Interesting how Joyce is painted as her “greatest rival,” something she shared with Gertrude Stein? “Nineteen forty-one had begun inauspiciously with the death of her greatest rival, James Joyce — ‘about a fortnight younger than I am’. They had never met, though he had been ‘about the place’, and she recalled Harriet Weaver ‘in wool gloves, spinsterly, buttoned up’ visiting them at Richmond in April 1918 with the thoroughly unbuttoned typescript of Ulysses. Woolf had put it away in a drawer, but then took it out to show Katherine Mansfield. Katherine ‘began to read, ridiculing: then suddenly said, But theres some thing in this: a scene that should figure I suppose in the history of literature.’ One after another, the age’s great writers ‘became [their] admirers’.
Woolf praised Dorothy Richardson and Joyce for inventing new techniques but “found their fiction self-centered, egotistical, narrow and lacking in structure (though as both Pilgrimage and Ulysses were still in the process of being written, their structures were more difficult to discern).” Woolf called the fourth novel of Pilgrimage, The Tunnel, ‘better in its failure than most books in their success.’
Growing up, VW was “a voracious reader, to the amusement of her father who gave her the run of his library, later supplementing it with books brought back from the London Library.” While we don’t have her version of a book blog, we have several clues about what she read, through references in her work plus explicit mention. (I need to pick up a copy of Hakluyt’s Voyages, Travels and Discoveries). Also mentioned: Meredith, Ibsen, Shaw, Hardy, Conrad, Henry James, George Eliot, Austen, Thomas Love Peacock, Henry Fielding, Webster, Browning, Shelley, Spenser, Congreve.
Briggs mentions VW’s letters of protest in 1920 to the New Statesman as a turning point where she converts depression and discouragement into social analysis and a critique of patriarchal attitudes. Strong currents of feminism bubble up throughout her work, finding the clearest voice in A Room of One’s Own and Three Guineas but very much a presence in everything else, especially her essays. Briggs notes that the fact of ROO‘s adoption of inconsistent positions and debates within itself is the source of its continued appeal to modern audiences… “in the process of writing out its own indignation, arrives, for better or worse, at exactly those compromises with the world of men as most women act out on a daily basis, while scarcely noticing that they are doing so.”
Woolf “associated the primary act of artistic creation with writing in longhand rather than with subsequent typing,” her process was to write by hand in the morning and then type it up in the afternoon. Further, she hit upon the strategy of working on two types of projects at once, one fiction and one non-fiction, so that she could teeter between the two when she got stuck or bored or frustrated.

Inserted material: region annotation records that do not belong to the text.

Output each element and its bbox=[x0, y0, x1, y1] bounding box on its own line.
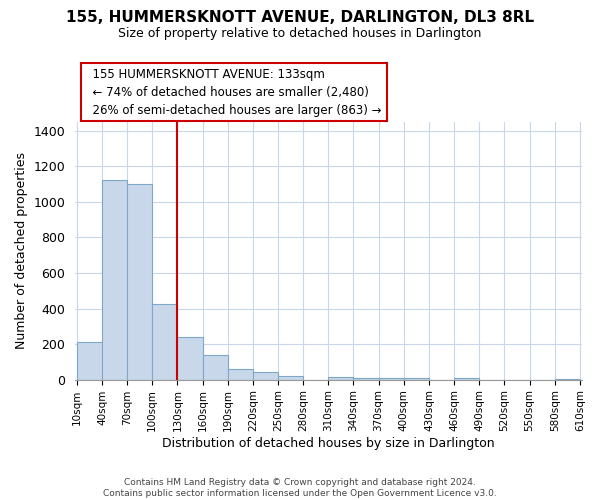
Bar bbox=[555, 379, 580, 380]
Bar bbox=[278, 376, 303, 380]
Bar bbox=[152, 304, 178, 380]
Bar bbox=[178, 337, 203, 380]
Bar bbox=[127, 184, 152, 380]
Bar bbox=[353, 378, 379, 380]
Bar bbox=[379, 378, 404, 380]
Text: Contains HM Land Registry data © Crown copyright and database right 2024.
Contai: Contains HM Land Registry data © Crown c… bbox=[103, 478, 497, 498]
Text: 155 HUMMERSKNOTT AVENUE: 133sqm
  ← 74% of detached houses are smaller (2,480)
 : 155 HUMMERSKNOTT AVENUE: 133sqm ← 74% of… bbox=[85, 68, 382, 116]
Bar bbox=[253, 372, 278, 380]
Bar bbox=[228, 369, 253, 380]
Y-axis label: Number of detached properties: Number of detached properties bbox=[15, 152, 28, 349]
Bar bbox=[404, 378, 429, 380]
Bar bbox=[454, 378, 479, 380]
Text: Size of property relative to detached houses in Darlington: Size of property relative to detached ho… bbox=[118, 28, 482, 40]
Bar bbox=[77, 342, 102, 380]
Bar bbox=[328, 377, 353, 380]
Text: 155, HUMMERSKNOTT AVENUE, DARLINGTON, DL3 8RL: 155, HUMMERSKNOTT AVENUE, DARLINGTON, DL… bbox=[66, 10, 534, 25]
X-axis label: Distribution of detached houses by size in Darlington: Distribution of detached houses by size … bbox=[162, 437, 494, 450]
Bar bbox=[203, 355, 228, 380]
Bar bbox=[102, 180, 127, 380]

Random thought– how much was society “civilized” by the tradition of afternoon tea, the stopping of all work to come together and have a conversation on a daily basis?
Further research into her claim from the 1925 essay Character in Fiction that ‘on or about December 1910 human character changed.’
All of this is sending me into a deep dive of Woolf, further convinced of her absolute stunning genius.